Конечно, мы также, вероятно, систематически недооценивали эту проблему на протяжении веков. Даже сегодня очевидно, что поиск структурированных радиоизлучений от технологической жизни до сих пор лишь поцарапал поверхность пространства сложных параметров; факт, прекрасно оцененный и сформулированный Джейсоном Райтом и его коллегами в 2018 году, очень похож на поиск в горячей ванне с водой, чтобы сделать выводы о содержимом океанов Земли.

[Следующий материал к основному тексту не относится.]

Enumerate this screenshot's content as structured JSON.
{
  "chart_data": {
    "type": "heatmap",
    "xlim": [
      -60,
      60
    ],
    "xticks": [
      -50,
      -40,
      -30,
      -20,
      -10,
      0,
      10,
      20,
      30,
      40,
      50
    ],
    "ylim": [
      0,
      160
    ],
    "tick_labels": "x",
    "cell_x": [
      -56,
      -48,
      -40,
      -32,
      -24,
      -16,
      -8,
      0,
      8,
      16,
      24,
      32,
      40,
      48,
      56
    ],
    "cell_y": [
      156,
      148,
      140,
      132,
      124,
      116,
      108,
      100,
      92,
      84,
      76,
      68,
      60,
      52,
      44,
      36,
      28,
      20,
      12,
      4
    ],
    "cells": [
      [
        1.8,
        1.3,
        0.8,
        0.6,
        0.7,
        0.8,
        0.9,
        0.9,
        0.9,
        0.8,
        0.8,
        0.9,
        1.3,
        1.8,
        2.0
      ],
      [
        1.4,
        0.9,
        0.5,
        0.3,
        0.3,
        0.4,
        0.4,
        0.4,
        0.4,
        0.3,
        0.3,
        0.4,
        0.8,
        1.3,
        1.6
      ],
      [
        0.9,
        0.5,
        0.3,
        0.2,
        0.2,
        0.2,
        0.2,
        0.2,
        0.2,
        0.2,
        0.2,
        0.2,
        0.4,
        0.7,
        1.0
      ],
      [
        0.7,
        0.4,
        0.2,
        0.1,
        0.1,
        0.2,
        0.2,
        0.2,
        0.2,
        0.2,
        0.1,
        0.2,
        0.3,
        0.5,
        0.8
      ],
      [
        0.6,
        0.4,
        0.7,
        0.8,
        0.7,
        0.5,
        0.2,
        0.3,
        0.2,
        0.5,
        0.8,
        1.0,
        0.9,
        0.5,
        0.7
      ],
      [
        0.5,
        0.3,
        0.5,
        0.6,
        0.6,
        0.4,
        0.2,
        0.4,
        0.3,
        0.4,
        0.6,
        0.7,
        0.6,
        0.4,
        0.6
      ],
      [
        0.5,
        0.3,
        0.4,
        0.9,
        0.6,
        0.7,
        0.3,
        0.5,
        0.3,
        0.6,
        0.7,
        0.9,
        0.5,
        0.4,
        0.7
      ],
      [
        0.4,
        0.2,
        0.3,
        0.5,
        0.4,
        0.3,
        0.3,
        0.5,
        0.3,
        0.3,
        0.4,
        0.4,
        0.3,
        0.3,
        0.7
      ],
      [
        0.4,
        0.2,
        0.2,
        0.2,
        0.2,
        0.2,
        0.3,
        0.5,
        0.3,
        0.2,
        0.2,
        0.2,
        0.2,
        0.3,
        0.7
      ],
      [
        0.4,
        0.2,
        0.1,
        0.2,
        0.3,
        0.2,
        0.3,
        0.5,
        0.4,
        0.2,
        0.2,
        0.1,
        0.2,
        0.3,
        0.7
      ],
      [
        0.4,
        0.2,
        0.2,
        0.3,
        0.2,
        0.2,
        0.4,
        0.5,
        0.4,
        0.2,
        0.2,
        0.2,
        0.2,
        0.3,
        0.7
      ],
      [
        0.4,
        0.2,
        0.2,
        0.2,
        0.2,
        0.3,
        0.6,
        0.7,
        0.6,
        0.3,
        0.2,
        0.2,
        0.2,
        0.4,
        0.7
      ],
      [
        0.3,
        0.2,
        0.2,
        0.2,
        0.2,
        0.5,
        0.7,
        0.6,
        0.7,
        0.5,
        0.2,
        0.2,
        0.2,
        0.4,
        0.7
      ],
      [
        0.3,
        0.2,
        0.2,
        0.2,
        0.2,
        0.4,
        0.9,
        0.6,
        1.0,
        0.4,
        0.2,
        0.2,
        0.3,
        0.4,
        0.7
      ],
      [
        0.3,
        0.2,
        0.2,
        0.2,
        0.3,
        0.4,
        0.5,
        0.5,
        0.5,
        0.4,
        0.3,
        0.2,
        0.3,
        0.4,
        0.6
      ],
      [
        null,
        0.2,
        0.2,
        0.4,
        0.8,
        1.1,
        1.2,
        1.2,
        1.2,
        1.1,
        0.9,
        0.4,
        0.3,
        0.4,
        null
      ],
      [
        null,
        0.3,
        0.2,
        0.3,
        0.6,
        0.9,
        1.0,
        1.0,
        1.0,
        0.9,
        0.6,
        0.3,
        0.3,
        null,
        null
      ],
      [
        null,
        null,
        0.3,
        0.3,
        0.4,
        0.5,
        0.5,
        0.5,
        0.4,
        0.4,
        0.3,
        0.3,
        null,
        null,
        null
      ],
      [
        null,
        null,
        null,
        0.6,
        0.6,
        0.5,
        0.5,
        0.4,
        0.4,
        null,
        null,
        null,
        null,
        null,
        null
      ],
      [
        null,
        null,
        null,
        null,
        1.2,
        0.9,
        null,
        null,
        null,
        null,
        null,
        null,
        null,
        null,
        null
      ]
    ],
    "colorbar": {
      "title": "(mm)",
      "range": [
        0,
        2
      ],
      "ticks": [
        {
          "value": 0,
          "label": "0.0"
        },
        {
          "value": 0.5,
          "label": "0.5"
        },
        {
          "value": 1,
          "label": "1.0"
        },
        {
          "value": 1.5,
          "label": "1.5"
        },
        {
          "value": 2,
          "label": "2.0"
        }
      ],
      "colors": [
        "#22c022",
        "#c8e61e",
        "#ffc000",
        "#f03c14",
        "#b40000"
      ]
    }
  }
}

В этом смысле, возможно, более фундаментальный вопрос заключается в том, готовы ли мы на этот раз технологически решить головоломку раз и навсегда. Нет никаких сомнений в том, что наша способность ощущать самые эфемерные, мимолетные явления в космосе находится на небывало высоком уровне. Но, похоже, существует тонкая грань между признанием этой захватывающей возможности и падением жертвой такого рода высокомерия, жертвой которого стали некоторые из наших предшественников. Естественно, мы говорим, что это самое особенное время в человеческом существовании, если мы только сможем расширить наш разум и наши усилия, тогда все может раскрыться!
Конечно, никто из нас не может знать наверняка, в какую сторону все это пойдет. Мы могли бы сделать лучше, если бы очень четко говорили о неопределенности, присущей всему этому, потому что на самом деле невероятно увлекательно сталкиваться с неизвестным и непознаваемым. Чего мы не должны делать, так это позволять непредсказуемой природе этого конкретного маятника, раскачивающегося между возможностями, отговаривать нас от попыток.
ОБ АВТОРЕ(АХ)
Калеб А. Шарф — директор по астробиологии Колумбийского университета. Он является автором и соавтором более 100 научно-исследовательских статей по астрономии и астрофизике. Его работы были опубликованы в таких изданиях, как New Scientist, Scientific American, Science News, журнал Cosmos, Physics Today и National Geographic. В течение многих лет он писал блог Life, Unbounded для Scientific American.